Harry l'avait ressortit quelques heures plutôt alors qu'il se préparait. Son costume, parfaitement ajusté, était noir avec des touches d'argent au niveau des poignet, des poches de la veste. Si son pantalon droit était complètement noir, ce n'était pas le cas de sa chemise qui elle était émeraude. Il portait le mouchoir qui allait parfaitement avec sa tenue. Sa nouvelle coupe de cheveux lui donnait un certain style. Il était descendu après que la salle commune se soit vidée pour éviter le maximum de personne. Il avait attendu à l'endroit convenu, puis Draco était arrivé. "Merlin..." fut la seule pensée de Harry lorsqu'il le vit.

Draco portait un costume gris anthracite qui semblait avoir été créé pour lui. Il portait dessous une chemise noire qui accentuait la blancheur de sa peau et la blondeur de ses cheveux. La seule touche d'émeraude était sur son mouchoir de poche qui était l'exacte copie de celui qu'il avait offert à Harry. Ses cheveux étaient coiffés -mais sans une tonne de gel- et des mèches tombaient sur les côtés son front. Il avait rejoint Harry et dit taquin :

- T'es magnifique Harry... Mais dis moi, comment t'as fait pour trouver autre chose qu'un sac à patate ?

- Le sac à patate t'emmerde Malfoy, lui répondit Harry, mais un sourire sur le visage.

- On y vas ? T'es prêt ?

- Un peu que j'suis prêt, j'attends ça depuis des jours !

Ils s'étaient alors dirigés vers les portes, les avaient poussé de toutes leur forces et étaient rentrés d'un pas conquérant.

ooo

Et les voilà à présent devant tout ce beau monde, se tenant le bras, sous les regards qui passaient de surpris à ...encore plus surpris. Une porte qui claque ça surprend, deux ennemis qui viennent ensemble à un bal ça choque. Harry et Draco après être restés quelques secondes sur place - idée de Draco- avaient continué leur chemin. Une bonne partie de la salle commença à se désintéresser d'eux et à reprendre leurs conversations tandis que d'autres semblaient tout simplement bloqués. Hermione, tirant un Ron déconnecté de la réalité derrière elle, vint à leur rencontre.

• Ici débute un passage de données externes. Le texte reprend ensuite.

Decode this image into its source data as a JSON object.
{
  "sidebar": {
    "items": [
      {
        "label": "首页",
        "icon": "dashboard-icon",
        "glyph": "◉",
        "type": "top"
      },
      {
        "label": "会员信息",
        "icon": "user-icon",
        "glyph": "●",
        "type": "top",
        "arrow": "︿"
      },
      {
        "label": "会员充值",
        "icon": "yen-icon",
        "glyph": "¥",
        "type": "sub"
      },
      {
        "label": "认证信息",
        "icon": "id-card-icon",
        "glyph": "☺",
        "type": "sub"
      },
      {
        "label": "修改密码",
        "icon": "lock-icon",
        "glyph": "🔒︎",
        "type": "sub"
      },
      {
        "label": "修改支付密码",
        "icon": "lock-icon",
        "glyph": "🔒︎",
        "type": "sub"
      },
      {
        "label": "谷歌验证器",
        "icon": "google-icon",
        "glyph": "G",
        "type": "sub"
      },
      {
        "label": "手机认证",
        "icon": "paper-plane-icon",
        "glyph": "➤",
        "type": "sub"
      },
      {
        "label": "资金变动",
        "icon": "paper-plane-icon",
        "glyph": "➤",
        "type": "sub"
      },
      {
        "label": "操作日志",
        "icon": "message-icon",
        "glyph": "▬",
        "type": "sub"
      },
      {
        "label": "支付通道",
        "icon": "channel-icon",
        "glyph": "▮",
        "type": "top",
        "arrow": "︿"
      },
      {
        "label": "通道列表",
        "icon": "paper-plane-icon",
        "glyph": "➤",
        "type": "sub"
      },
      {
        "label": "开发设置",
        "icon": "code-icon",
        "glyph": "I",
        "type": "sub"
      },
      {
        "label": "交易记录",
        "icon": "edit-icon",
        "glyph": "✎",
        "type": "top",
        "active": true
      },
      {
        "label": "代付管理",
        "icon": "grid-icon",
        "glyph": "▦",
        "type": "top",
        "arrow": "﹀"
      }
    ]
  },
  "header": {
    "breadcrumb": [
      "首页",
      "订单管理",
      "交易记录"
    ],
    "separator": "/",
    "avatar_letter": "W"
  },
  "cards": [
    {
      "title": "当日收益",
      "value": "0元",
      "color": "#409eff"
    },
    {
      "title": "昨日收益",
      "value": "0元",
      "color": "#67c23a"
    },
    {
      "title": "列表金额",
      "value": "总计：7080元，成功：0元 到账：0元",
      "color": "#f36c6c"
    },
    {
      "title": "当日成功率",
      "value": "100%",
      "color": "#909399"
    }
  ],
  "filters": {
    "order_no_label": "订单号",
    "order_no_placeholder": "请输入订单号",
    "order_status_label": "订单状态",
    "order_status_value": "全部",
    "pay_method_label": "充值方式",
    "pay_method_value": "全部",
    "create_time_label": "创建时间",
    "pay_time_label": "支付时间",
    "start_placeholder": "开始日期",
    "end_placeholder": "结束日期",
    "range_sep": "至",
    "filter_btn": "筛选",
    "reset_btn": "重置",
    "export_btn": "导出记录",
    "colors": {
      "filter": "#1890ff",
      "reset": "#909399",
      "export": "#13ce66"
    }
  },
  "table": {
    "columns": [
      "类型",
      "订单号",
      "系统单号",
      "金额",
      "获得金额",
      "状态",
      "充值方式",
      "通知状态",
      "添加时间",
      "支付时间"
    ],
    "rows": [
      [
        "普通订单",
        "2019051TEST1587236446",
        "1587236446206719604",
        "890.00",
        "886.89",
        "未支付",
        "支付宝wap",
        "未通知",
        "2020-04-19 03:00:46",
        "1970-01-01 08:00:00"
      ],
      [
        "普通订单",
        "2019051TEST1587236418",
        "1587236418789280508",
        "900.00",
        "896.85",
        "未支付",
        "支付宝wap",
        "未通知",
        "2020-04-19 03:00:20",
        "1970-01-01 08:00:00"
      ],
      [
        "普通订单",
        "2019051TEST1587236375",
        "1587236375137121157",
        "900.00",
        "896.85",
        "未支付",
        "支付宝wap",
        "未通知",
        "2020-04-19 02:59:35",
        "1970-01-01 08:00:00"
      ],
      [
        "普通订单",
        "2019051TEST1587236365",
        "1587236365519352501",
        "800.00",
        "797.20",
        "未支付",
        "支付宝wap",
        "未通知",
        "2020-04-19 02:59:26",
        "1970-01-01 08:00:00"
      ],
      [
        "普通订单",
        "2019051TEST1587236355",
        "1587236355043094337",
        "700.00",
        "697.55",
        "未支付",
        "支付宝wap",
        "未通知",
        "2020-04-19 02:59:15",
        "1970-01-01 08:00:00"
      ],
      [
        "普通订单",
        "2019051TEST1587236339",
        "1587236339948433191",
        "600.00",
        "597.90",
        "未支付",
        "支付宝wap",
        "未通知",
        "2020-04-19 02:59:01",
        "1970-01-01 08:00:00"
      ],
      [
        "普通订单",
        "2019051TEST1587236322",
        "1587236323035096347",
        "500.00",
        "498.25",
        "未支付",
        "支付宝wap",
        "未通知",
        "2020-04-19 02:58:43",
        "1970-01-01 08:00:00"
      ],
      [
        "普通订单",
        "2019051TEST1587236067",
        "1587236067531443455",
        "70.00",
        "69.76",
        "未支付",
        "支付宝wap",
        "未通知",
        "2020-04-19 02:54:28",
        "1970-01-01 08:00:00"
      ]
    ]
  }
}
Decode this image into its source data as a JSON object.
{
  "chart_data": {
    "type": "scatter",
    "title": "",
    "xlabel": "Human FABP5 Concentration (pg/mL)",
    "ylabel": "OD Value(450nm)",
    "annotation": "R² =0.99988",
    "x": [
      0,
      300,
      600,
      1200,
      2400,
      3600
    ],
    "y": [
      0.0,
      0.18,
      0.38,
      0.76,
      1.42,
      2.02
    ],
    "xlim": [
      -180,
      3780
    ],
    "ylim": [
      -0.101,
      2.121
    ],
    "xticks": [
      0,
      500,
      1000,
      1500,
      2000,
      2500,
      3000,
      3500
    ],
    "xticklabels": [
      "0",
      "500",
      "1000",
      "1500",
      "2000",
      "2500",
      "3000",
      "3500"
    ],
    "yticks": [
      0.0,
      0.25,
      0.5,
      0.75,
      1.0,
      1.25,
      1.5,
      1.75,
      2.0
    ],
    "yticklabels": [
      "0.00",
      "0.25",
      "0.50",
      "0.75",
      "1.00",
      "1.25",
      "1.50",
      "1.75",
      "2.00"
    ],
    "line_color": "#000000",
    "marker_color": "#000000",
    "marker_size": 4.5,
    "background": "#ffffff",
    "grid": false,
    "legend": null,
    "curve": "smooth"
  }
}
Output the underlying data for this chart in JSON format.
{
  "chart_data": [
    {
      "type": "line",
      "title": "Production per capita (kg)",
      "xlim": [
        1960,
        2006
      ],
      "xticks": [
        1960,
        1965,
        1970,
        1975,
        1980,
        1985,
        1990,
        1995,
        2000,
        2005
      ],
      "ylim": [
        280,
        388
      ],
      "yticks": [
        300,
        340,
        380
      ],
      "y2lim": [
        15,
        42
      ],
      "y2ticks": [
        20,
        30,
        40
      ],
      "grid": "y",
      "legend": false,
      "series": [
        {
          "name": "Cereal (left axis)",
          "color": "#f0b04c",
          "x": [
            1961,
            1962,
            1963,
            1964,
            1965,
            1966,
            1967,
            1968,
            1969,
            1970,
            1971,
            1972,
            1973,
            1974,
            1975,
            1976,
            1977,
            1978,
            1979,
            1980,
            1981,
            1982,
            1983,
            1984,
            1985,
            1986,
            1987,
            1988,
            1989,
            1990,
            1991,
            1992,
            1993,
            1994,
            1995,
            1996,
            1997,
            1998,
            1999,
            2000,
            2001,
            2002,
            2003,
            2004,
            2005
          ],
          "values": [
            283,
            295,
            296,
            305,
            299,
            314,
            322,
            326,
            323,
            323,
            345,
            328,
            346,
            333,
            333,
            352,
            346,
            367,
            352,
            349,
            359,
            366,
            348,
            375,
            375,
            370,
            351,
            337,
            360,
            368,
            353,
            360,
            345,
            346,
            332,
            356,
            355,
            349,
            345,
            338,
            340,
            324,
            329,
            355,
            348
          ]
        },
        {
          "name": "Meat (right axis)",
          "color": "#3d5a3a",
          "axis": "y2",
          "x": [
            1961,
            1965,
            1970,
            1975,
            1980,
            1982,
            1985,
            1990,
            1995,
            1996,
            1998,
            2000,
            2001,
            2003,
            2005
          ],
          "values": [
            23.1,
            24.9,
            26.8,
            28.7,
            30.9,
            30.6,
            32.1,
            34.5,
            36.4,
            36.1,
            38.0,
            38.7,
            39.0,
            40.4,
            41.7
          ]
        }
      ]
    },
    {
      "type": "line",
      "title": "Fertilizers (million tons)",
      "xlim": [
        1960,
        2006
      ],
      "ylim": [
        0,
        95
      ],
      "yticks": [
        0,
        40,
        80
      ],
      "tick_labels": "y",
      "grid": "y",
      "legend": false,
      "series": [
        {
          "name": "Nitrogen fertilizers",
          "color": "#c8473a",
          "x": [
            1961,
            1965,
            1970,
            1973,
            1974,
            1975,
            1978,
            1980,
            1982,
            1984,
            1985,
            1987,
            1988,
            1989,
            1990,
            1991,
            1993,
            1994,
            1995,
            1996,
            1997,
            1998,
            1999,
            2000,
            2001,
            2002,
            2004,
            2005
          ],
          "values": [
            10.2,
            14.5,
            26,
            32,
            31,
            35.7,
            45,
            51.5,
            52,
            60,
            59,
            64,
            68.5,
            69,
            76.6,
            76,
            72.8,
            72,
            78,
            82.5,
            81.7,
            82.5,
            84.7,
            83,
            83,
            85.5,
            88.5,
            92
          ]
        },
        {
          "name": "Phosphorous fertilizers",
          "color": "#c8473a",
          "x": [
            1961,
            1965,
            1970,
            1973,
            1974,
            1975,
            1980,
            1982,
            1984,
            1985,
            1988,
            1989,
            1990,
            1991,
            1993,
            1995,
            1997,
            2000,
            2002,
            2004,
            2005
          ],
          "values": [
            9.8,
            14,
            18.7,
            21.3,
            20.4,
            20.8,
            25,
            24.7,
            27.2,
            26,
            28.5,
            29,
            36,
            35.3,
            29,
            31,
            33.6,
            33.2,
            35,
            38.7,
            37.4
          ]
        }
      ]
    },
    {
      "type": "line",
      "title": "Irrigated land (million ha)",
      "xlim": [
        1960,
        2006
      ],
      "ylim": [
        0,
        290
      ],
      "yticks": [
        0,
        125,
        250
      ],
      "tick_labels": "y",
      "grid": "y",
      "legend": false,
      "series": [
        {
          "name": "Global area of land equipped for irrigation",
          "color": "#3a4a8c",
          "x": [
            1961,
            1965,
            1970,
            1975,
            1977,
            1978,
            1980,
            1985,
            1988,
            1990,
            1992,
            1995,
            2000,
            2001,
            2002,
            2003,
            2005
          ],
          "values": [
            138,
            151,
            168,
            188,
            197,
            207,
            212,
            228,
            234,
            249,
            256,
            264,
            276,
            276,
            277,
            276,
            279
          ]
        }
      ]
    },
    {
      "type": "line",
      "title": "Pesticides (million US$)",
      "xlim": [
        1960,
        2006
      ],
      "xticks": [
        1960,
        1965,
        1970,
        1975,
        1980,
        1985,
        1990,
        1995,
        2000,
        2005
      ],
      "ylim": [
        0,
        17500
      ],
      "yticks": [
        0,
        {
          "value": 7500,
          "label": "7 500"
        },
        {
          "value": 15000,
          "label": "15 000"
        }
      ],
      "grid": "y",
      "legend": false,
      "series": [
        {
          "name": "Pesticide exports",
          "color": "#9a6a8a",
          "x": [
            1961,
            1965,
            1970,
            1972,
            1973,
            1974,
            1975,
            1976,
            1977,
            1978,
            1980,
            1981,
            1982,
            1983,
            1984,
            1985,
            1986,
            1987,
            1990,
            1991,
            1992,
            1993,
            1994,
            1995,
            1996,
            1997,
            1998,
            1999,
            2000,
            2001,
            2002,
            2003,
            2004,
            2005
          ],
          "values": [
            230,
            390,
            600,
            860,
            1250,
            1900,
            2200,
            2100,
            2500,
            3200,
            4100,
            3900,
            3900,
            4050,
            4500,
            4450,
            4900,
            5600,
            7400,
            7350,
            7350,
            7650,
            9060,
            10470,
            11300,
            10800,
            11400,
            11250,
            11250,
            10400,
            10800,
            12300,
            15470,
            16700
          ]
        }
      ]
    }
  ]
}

- Harry, par Goldric, ne me dis pas que ton ami c'est Malfoy ?!

- Euh, du coup je te dis rien ?

- Et bien je comprends mieux pourquoi tu le voyait en cachette ! Moi qui pensait que tu avais une petite amie, mais que tu avait peur d'en parler...

- Mais enfin, Granger, ...

Draco ne put finir sa phrase car Ginny qui avait reprit pied dans la réalité s'était jetée sur eux.

- Harry ! Mais qu'est-ce que tu fais avec ce serpent ?!

- Bonsoir à toi aussi Ginny. Mais vois-tu j'accompagne Draco ici présent en qualité d'ami.

- Ami ?! Mais c'est un mangemort, Harry ! Il veut seulement t'apporter à son maître comme le bon chien qu'il est !

- La ferme !

La voix d'Harry avait claquée. Il ne supportait pas d'entendre Ginny traiter Draco de mangemort, pas après ce qu'il avait fait pour justement ne pas le devenir.

- Draco n'est pas un mangemort ! Il...

- C'est bon Harry, le coupa Draco, Weasley sache que mon bras est vierge de toute marque, ce que je ne pourrait dire de toi !

- Tu sous entends que je suis une mangemorte ?!

- Non. Seulement que tu te tapes tout les mecs du château.

Ginny blanchit avant de rougir furieusement de honte et de colère.

- Comment oses tu dire ça ?!

- La vérité ? C'est très simple j'ai des preuves et des témoignages. Donc maintenant tu vas m'écouter. Tu n'approches plus Harry. Arrête d'essayer de t'approprier ses faveurs, tu ne l'intéresse pas et il te l'a déjà dit, mais tu a l'air d'avoir du mal à le comprendre.

Vexée, Ginny essaya de gifler Draco, mais celui l'évita avec adresse et elle partie encore plus furieuse de la grande salle.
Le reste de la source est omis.